Kierowcy zatrzymali na trasie S8 mężczyznę, który uczestniczył w kolizji z dwoma autami. Jak podała policja, zatrzymany prawdopodobnie był pod wpływem środków odurzających.
Wszystko wydarzyło się około godziny 14 na jezdni w kierunku Marek.
- Mężczyzna jechał fiatem. W pewnym momencie uszkodził mercedesa i smarta. Wtedy zaczął się oddalać. Został ujęty przez innych kierowców na wysokości ulicy Broniewskiego - informował Piotr Świstak z Komendy Stołecznej Policji.
Na miejscu pracują trzy załogi policji. Wezwano też pogotowie ratunkowe, które opatrzyło kierowcę fiata. - Jest podejrzenie, że mężczyzna mógł być pod wpływem środków odurzających - zaznaczył Świstak.
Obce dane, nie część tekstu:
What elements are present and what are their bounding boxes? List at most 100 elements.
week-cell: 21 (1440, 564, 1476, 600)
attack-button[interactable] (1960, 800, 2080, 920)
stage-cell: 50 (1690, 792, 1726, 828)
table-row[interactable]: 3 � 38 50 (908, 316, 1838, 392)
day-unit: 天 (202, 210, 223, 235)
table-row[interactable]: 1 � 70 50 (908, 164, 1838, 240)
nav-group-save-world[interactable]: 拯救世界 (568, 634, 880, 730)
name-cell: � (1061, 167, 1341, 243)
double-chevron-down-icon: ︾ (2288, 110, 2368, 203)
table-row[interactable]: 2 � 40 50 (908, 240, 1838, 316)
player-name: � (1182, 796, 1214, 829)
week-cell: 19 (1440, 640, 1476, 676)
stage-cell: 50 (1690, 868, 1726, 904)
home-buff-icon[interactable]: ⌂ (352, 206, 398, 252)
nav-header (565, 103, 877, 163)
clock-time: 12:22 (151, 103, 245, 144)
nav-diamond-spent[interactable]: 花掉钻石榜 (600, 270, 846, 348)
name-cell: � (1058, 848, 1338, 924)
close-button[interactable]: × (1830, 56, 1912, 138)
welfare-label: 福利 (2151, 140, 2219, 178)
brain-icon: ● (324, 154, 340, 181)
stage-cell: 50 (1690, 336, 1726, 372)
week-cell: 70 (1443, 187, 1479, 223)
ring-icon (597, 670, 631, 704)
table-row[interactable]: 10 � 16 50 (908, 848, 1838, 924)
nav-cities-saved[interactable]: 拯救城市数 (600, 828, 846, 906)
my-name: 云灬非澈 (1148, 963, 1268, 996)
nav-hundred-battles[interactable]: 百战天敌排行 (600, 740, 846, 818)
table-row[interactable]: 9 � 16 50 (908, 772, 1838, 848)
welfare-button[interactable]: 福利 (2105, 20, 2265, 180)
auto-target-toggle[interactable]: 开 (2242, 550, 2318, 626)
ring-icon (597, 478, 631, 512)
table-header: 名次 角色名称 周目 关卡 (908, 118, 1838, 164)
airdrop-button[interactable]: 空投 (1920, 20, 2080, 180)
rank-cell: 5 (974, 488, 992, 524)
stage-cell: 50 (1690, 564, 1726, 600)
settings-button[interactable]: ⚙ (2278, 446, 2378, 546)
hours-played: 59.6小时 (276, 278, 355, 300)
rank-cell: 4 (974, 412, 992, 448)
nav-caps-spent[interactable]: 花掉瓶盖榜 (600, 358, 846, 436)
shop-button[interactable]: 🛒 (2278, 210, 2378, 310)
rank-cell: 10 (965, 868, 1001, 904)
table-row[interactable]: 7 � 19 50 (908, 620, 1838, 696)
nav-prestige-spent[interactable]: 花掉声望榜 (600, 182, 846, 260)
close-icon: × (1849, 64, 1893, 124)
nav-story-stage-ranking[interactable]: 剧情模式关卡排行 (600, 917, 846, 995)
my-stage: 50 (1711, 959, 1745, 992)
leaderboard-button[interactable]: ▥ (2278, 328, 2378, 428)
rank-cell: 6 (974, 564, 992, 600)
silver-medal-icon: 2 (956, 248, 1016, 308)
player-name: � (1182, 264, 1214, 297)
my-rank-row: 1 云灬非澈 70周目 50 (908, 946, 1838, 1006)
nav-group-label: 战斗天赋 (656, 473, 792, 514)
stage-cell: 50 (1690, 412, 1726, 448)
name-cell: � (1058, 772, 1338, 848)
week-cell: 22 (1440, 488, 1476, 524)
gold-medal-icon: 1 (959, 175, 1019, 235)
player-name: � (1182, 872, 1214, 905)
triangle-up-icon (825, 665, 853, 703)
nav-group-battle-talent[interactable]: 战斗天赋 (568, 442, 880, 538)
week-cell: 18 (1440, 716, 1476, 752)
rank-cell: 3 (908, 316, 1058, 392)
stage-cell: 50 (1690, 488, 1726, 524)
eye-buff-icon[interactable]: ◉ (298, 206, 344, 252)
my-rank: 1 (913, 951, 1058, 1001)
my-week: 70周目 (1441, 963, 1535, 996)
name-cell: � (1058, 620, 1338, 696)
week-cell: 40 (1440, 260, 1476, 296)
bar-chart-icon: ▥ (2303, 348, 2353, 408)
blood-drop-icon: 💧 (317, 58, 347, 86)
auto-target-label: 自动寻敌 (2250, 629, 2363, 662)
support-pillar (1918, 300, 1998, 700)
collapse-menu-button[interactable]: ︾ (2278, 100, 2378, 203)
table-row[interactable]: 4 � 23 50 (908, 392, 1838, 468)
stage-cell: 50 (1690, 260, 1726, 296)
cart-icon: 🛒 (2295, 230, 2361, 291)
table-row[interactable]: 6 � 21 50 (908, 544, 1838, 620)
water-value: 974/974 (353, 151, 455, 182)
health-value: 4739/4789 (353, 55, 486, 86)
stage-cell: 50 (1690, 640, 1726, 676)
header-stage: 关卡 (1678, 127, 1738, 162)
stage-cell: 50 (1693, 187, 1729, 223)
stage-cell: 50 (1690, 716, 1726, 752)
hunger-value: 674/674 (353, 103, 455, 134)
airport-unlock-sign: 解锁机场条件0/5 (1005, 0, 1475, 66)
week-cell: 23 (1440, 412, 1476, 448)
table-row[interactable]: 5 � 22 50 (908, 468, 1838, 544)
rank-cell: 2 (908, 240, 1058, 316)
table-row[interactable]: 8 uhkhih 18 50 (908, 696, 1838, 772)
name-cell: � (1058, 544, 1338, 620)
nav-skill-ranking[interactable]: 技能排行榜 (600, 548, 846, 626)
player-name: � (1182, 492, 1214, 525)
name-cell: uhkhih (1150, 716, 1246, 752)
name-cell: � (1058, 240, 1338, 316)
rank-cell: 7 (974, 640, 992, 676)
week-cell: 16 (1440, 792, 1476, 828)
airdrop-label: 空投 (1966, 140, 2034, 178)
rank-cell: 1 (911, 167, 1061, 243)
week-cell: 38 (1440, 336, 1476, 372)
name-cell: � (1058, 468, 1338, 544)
Dodał też, że zderzenie zostanie potraktowane jako kolizja, ponieważ nikt inny nie ucierpiał.
Kierowcy jadący w kierunku Marek musieli liczyć się z utrudnieniami. - Zablokowany jest prawy pas jezdni. Korek tworzy się już na wysokości ulicy Powstańców Śląskich - ostrzegał Lech Marcinczak z tvnwarszawa.pl.